Salió por la puerta de atrás, dio la vuelta hasta el lateral del edificio y subió por la escalera con pasos bruscos.

Una vez en el apartamento, buscó los mapas y las guías de la zona. Ella sola encontraría la forma de llegar. No necesitaba un acompañante; no necesitaba a un hombre que la siguiera para aplacarla y tratarla con aire protector.

Abrió el mapa y contempló cómo caía al suelo desde sus dedos sin fuerza.

Estaba cubierto de rayas dentadas, curvas y manchas rojas. La zona del otro lado del sendero donde se detuvo el día anterior estaba rodeada por docenas de círculos.

Ella no había hecho aquellas marcas. Sin embargo, se miró los dedos como si esperase ver manchas rojas en las yemas. El día anterior el mapa estaba impoluto, y ahora parecía que lo hubieran plegado una y otra vez, pintarrajeado y garabateado en algún código disparatado.

Ella no lo había hecho. No podía haberlo hecho.

Respirando con dificultad, se precipitó al cajón de la cocina y lo abrió de un tirón. Allí, justo donde lo había puesto, estaba su rotulador rojo. Con dedos temblorosos, le quitó la tapa y vio que la punta estaba embotada y aplanada.

Pero antes no lo estaba. Se lo había comprado al señor Drubber hacía pocos días.

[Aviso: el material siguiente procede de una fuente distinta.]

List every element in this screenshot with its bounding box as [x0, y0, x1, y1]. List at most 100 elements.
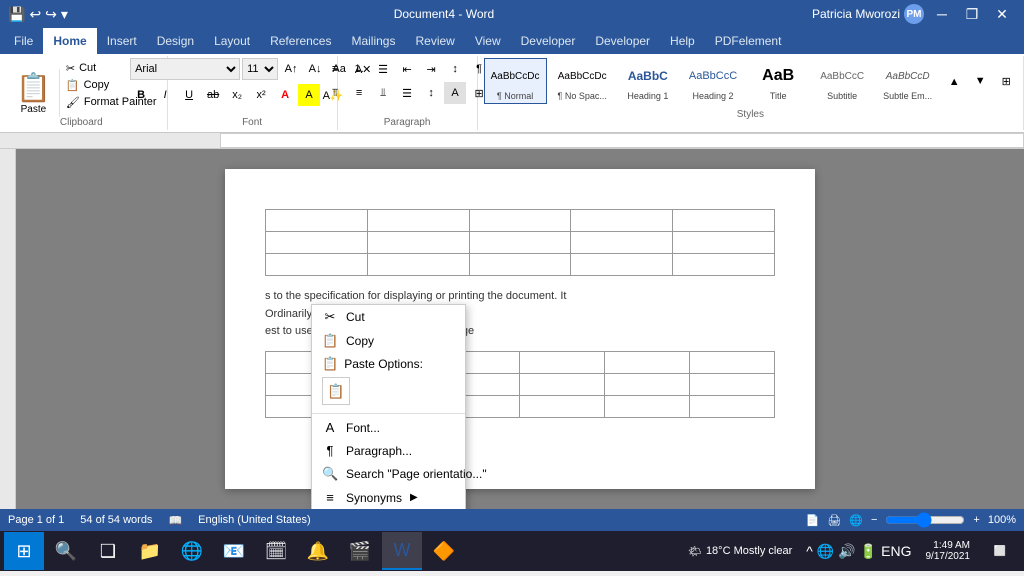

Con mucho cuidado volvió a colocar la tapa y dejó el rotulador en el cajón. Cerró el cajón. Luego se volvió con la espalda contra la pared y observó el apartamento.

No había nada fuera de su sitio. Se daría cuenta. Si hubiesen movido un libro un solo centímetro lo sabría. Pero todo estaba exactamente tal como lo había dejado por la mañana. Cuando salió y cerró la puerta con llave.

Había comprobado la cerradura dos veces. Tal vez tres.

Volvió a mirar el mapa que estaba en el suelo. ¿Ella había hecho aquello? En algún momento de la noche, entre las pesadillas y los estremecimientos, ¿se había levantado y había sacado el rotulador del cajón?

En ese caso, ¿por qué no se acordaba?

Se dijo que no importaba y fue a recoger el mapa. Estaba trastornada, era natural. Estaba muy trastornada y había cogido el rotulador para estar segura de que no olvidaría el punto exacto donde había visto el asesinato.

Eso no la convertía en una loca.

Plegó el mapa. Decidió comprar uno nuevo. Tiraría aquel, lo enterraría entre la basura del restaurante y compraría uno nuevo. Solo era un mapa. No valía la pena preocuparse.

Pero cuando oyó pisadas en la escalera se lo metió a toda prisa, sintiéndose culpable, en el bolsillo del pantalón.

La llamada fue enérgica y, sí era capaz de interpretar el sonido del golpear de unos nudillos contra la madera, irritada. Supo que era Brody quien estaba al otro lado de la puerta.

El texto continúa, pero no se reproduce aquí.